His words enraged someone, because in a moment he was on his knees, being struck repeatedly over the back with a stick. He endured it for a while, but then seized the stick and thrashed his assailant twice, but before he could climb to his feet, he felt a boot slam into his chin, and then fists and feet kept him down.

And he woke up here in the gaol, along with others the mob disliked.

There was a new noise. He could just hear it over the sobbing of the boy up the way and the constant drip-drip of water: a rumbling and thundering from overhead. There was a shout, and the sound of a door slamming. Rattles of iron, a quick scream, and then a crashing roar, as of the sea breaking on the shore. But he recognised it. It was the steady pounding of many booted feet.

Dolwyn moved away from the door warily, like the deer he had once pursued, until he was concealed inside a hollow in the wall. The group about the shaft stayed still, faces tight with renewed fear.

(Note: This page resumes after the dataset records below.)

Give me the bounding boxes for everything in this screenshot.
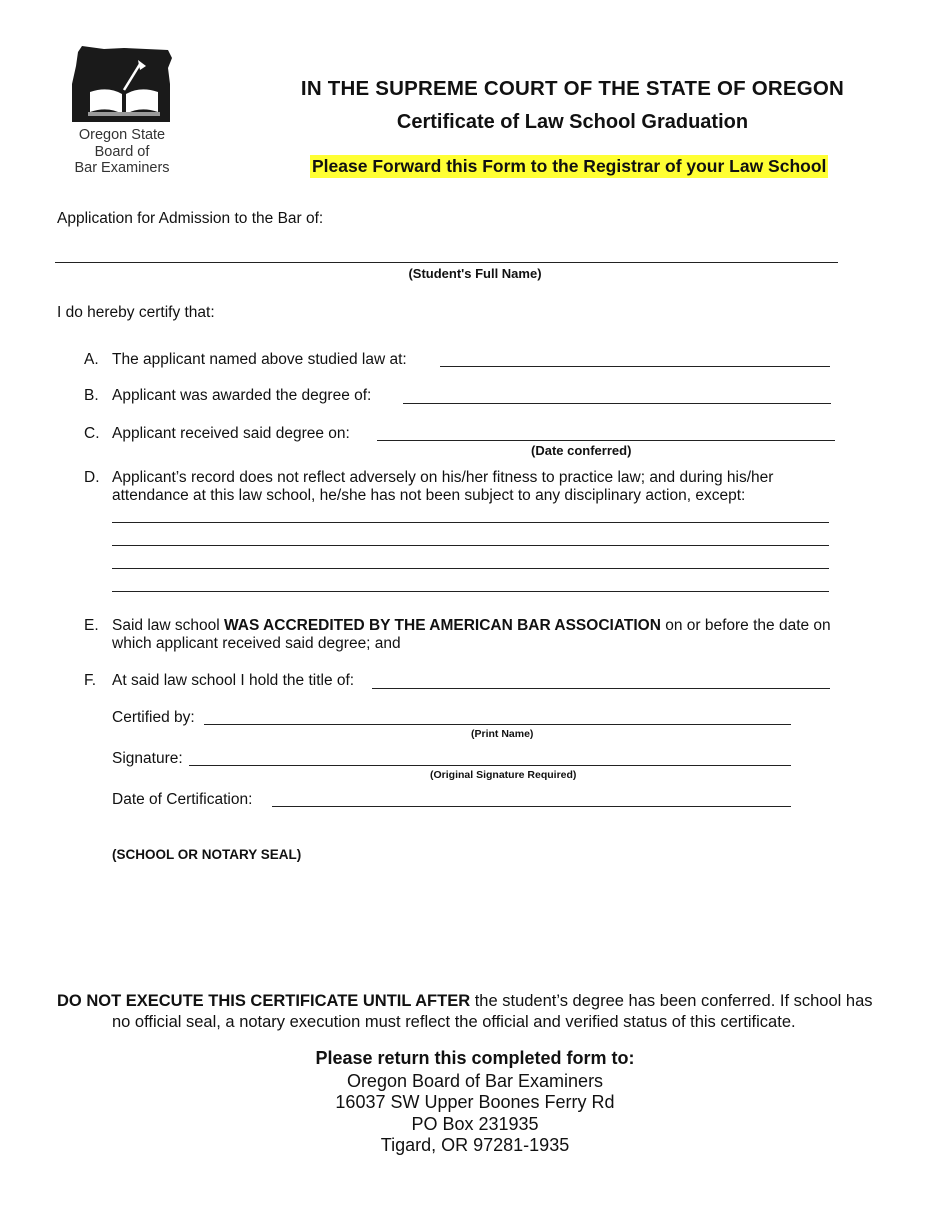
item-e-letter: E. bbox=[84, 617, 99, 634]
item-b-text: Applicant was awarded the degree of: bbox=[112, 387, 372, 404]
exception-line-1[interactable] bbox=[112, 522, 829, 523]
date-certification-label: Date of Certification: bbox=[112, 791, 253, 808]
certify-intro: I do hereby certify that: bbox=[57, 304, 215, 321]
print-name-caption: (Print Name) bbox=[471, 728, 534, 740]
item-f-text: At said law school I hold the title of: bbox=[112, 672, 355, 689]
certified-by-line[interactable] bbox=[204, 724, 791, 725]
date-conferred-line[interactable] bbox=[377, 440, 835, 441]
item-c-letter: C. bbox=[84, 425, 100, 442]
date-certification-line[interactable] bbox=[272, 806, 791, 807]
item-a-text: The applicant named above studied law at: bbox=[112, 351, 407, 368]
item-d-letter: D. bbox=[84, 469, 100, 486]
signature-caption: (Original Signature Required) bbox=[430, 769, 577, 781]
item-f-letter: F. bbox=[84, 672, 97, 689]
warning-text-1: the student’s degree has been conferred. If school has bbox=[470, 992, 873, 1010]
warning-bold: DO NOT EXECUTE THIS CERTIFICATE UNTIL AFTER bbox=[57, 992, 471, 1010]
certified-by-label: Certified by: bbox=[112, 709, 195, 726]
item-e-pre: Said law school bbox=[112, 617, 225, 634]
item-e-text bbox=[112, 617, 832, 652]
student-name-caption: (Student's Full Name) bbox=[408, 266, 542, 281]
degree-line[interactable] bbox=[403, 403, 831, 404]
exception-line-3[interactable] bbox=[112, 568, 829, 569]
item-a-letter: A. bbox=[84, 351, 99, 368]
aba-accredited-statement: WAS ACCREDITED BY THE AMERICAN BAR ASSOCIATION bbox=[224, 617, 661, 634]
return-line-3: PO Box 231935 bbox=[411, 1114, 539, 1134]
oregon-bar-logo bbox=[64, 44, 184, 126]
student-name-line[interactable] bbox=[55, 262, 838, 263]
logo-line-1: Oregon State bbox=[78, 127, 166, 143]
execution-warning bbox=[57, 992, 873, 1011]
return-line-4: Tigard, OR 97281-1935 bbox=[380, 1135, 570, 1155]
exception-line-4[interactable] bbox=[112, 591, 829, 592]
item-b-letter: B. bbox=[84, 387, 99, 404]
item-c-text: Applicant received said degree on: bbox=[112, 425, 350, 442]
law-school-line[interactable] bbox=[440, 366, 830, 367]
signature-label: Signature: bbox=[112, 750, 183, 767]
return-heading: Please return this completed form to: bbox=[315, 1048, 635, 1068]
seal-label: (SCHOOL OR NOTARY SEAL) bbox=[112, 847, 302, 862]
court-heading: IN THE SUPREME COURT OF THE STATE OF OREGON bbox=[300, 77, 845, 100]
certificate-title: Certificate of Law School Graduation bbox=[396, 111, 749, 133]
title-line[interactable] bbox=[372, 688, 830, 689]
application-label: Application for Admission to the Bar of: bbox=[57, 210, 324, 227]
item-d-text: Applicant’s record does not reflect adversely on his/her fitness to practice law; and during his/her attendance at this law school, he/she has not been subject to any disciplinary action, except: bbox=[112, 469, 774, 504]
logo-text bbox=[60, 127, 184, 177]
return-line-2: 16037 SW Upper Boones Ferry Rd bbox=[335, 1092, 615, 1112]
signature-line[interactable] bbox=[189, 765, 791, 766]
logo-line-3: Bar Examiners bbox=[74, 160, 170, 176]
date-conferred-caption: (Date conferred) bbox=[531, 443, 632, 458]
item-e-post: on or before the date on which applicant received said degree; and bbox=[112, 617, 831, 652]
forward-instruction: Please Forward this Form to the Registrar of your Law School bbox=[312, 156, 827, 176]
logo-line-2: Board of bbox=[94, 143, 150, 160]
exception-line-2[interactable] bbox=[112, 545, 829, 546]
warning-text-2: no official seal, a notary execution must reflect the official and verified status of this certificate. bbox=[112, 1013, 796, 1031]
return-line-1: Oregon Board of Bar Examiners bbox=[346, 1071, 604, 1091]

A party of guards might mean they were to be taken on the short march to Tyburn to dance their last, or perhaps London was on the rampage again. It was common enough in this changing world: there might be a new King, new advisers, a new council — but the mob was the mob.

There was a short cry, then cheering. Suddenly the noise was all around, as men poured into the passage between the cells. Faces appeared at the grille, lit by the fitful orange glare of torches, eyes flashing with disgust and horror as they stared into the cell, some dulled with ale, and all the while there was a cry of some sort, demanding to know where a man was held.